O impossível quebra-cabeças irlandês
Devido ao Brexit, a fronteira (hoje invisível e atravessada por milhares de pessoas todos os dias) entre a Irlanda do Norte (parte do Reino Unido) e a República da Irlanda (independente e membro da UE) ganha novo significado. Doravante essa linha de 500 quilómetros será a única separação terrestre entre a UE e o Reino Unido.
Dado que Londres decidiu abandonar também o mercado único e a união aduaneira e exige controlar a imigração comunitária, e uma vez que para os 27 é inaceitável dividir as liberdades de circulação de pessoas, bens, serviços e capitais, ou há uma solução futura que a obvie ou volta a ter de haver infraestrutura física e controlos na fronteira irlandesa. O backstop estipula que caso essa solução não surja até ao final de 2020 (período de transição do Brexit), o Reino Unido terá de ficar em alinhamento regulatório com a UE e a Irlanda do Norte sujeita a regras do mercado único.

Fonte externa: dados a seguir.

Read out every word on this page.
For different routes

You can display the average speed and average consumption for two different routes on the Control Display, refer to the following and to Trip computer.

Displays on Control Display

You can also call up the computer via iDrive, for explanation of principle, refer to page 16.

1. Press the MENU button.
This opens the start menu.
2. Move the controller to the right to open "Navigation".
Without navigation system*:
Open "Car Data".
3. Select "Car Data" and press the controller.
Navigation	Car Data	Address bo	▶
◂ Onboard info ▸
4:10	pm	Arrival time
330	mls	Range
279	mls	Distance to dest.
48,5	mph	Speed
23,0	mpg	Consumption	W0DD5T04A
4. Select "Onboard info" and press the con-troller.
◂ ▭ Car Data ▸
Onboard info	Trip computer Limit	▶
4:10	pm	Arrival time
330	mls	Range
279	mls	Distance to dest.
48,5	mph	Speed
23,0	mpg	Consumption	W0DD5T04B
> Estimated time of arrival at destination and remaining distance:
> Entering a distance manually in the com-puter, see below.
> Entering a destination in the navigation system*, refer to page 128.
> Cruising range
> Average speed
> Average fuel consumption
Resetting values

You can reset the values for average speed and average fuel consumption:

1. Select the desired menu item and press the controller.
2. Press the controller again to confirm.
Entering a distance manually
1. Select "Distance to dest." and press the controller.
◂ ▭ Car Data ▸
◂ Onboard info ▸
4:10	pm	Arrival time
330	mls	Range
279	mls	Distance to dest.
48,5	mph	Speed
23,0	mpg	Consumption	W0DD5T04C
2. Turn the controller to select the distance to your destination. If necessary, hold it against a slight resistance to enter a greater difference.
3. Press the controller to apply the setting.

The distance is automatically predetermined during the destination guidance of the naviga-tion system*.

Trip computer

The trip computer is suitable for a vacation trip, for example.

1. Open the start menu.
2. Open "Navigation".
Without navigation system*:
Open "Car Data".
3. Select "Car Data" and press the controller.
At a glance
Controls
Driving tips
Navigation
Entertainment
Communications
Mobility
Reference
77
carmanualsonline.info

Este aspeto contribuiu para o chumbo por três vezes do acordo negociado entre Bruxelas e May. A ala mais eurocética do seu Partido Conservador considera que esta solução mantém os britânicos demasiado unidos à UE. E o Partido Unionista Democrático (DUP), de quem dependia o Executivo minoritário, considera que estas disposições separam demasiado a Irlanda do Norte do resto do Reino Unido.
Bruxelas não tem problemas com o backstop. Os 27 estariam, no limite, dispostos a limitá-lo à Irlanda do Norte em vez de alargá-lo a todo o Reino Unido (era, de resto, a sua proposta inicial). O que é certo, lê-se no texto divulgado, é que “não consentirá um acordo de saída sem backstop”.

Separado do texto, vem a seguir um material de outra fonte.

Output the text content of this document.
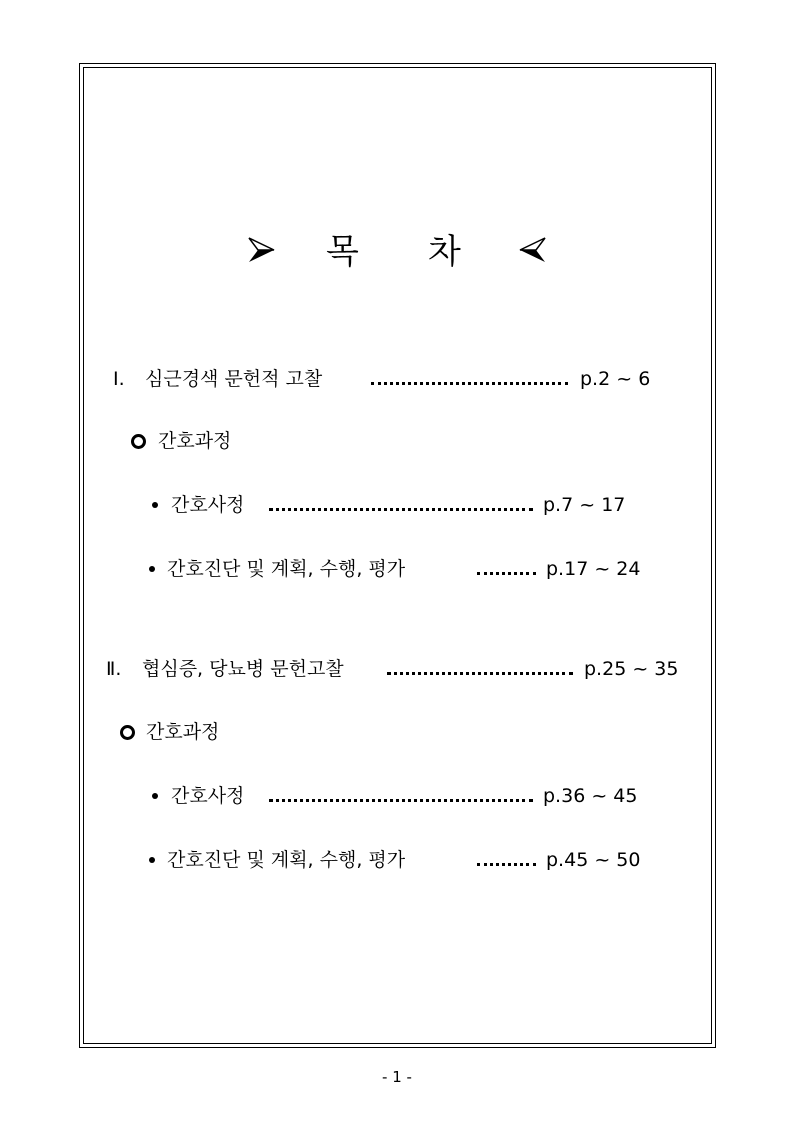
목 차
Ⅰ. 심근경색 문헌적 고찰	p.2 ~ 6
간호과정
간호사정	p.7 ~ 17
간호진단 및 계획, 수행, 평가	p.17 ~ 24
Ⅱ. 협심증, 당뇨병 문헌고찰	p.25 ~ 35
간호과정
간호사정	p.36 ~ 45
간호진단 및 계획, 수행, 평가	p.45 ~ 50
- 1 -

Trata-se de proteger não só a integridade do mercado único e a livre circulação na ilha irlandesa como o respetivo processo de paz, de que a inexistência prática de fronteiras é um ponto forte. Recorde-se que só há 21 anos o acordo de Sexta-feira Santa pôs fim a décadas de confronto sangrento entre protestantes unionistas e católicos partidários da reunificação das Irlandas.

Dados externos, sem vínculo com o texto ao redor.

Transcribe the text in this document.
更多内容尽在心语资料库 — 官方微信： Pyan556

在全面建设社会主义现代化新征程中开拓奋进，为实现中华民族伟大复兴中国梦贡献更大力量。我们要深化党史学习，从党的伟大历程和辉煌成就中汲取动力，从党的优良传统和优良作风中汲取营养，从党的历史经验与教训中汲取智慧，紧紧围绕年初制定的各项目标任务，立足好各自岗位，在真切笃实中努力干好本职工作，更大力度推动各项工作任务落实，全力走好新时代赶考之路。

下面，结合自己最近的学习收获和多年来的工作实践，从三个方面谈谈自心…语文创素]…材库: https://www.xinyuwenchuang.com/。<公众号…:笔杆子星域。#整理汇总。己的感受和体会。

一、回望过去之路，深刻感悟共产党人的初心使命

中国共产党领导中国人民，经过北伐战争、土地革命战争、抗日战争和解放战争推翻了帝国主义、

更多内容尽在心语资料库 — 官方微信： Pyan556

Os governos de May e Johnson deram sinais de não querer manter todas as regulamentações comunitárias, o que em teoria favorece o seu esforço de obter acordos comerciais com países terceiros após o Brexit. Isto, argumentam os eurodeputados “põe em causa quão próxima pode ser a futura relação económica entre o Reino Unido e a UE”. Proteger os consumidores, os trabalhadores e o ambiente é, dizem, imprescindível.
Londres quer contornar Bruxelas
Neste contexto, informa o Politico.eu, o Reino Unido tem abordado bilateralmente vários países da UE para tentar lançar as bases de acordos comerciais, sem passar por Bruxelas. A medida visa, sobretudo, o cenário de um Brexit sem acordo. Nenhum Estado-membro pode negociar acordos comerciais com o Reino Unido fora do âmbito da UE.
O jornal digital avança que o negociador-chefe dos 27 para o Brexit, Michel Barnier, não apreciou o gesto de Londres, que vê como tentativa de “dividir para reinar”. Um porta-voz do Ministério da Saída da UE desmente essa versão e explica que o Reino Unido atua em duas vertentes: negociar para alterar o acordo de May e conseguir acordos bilaterais para proteger os direitos dos cidadãos caso essa negociação acabe por fracassar.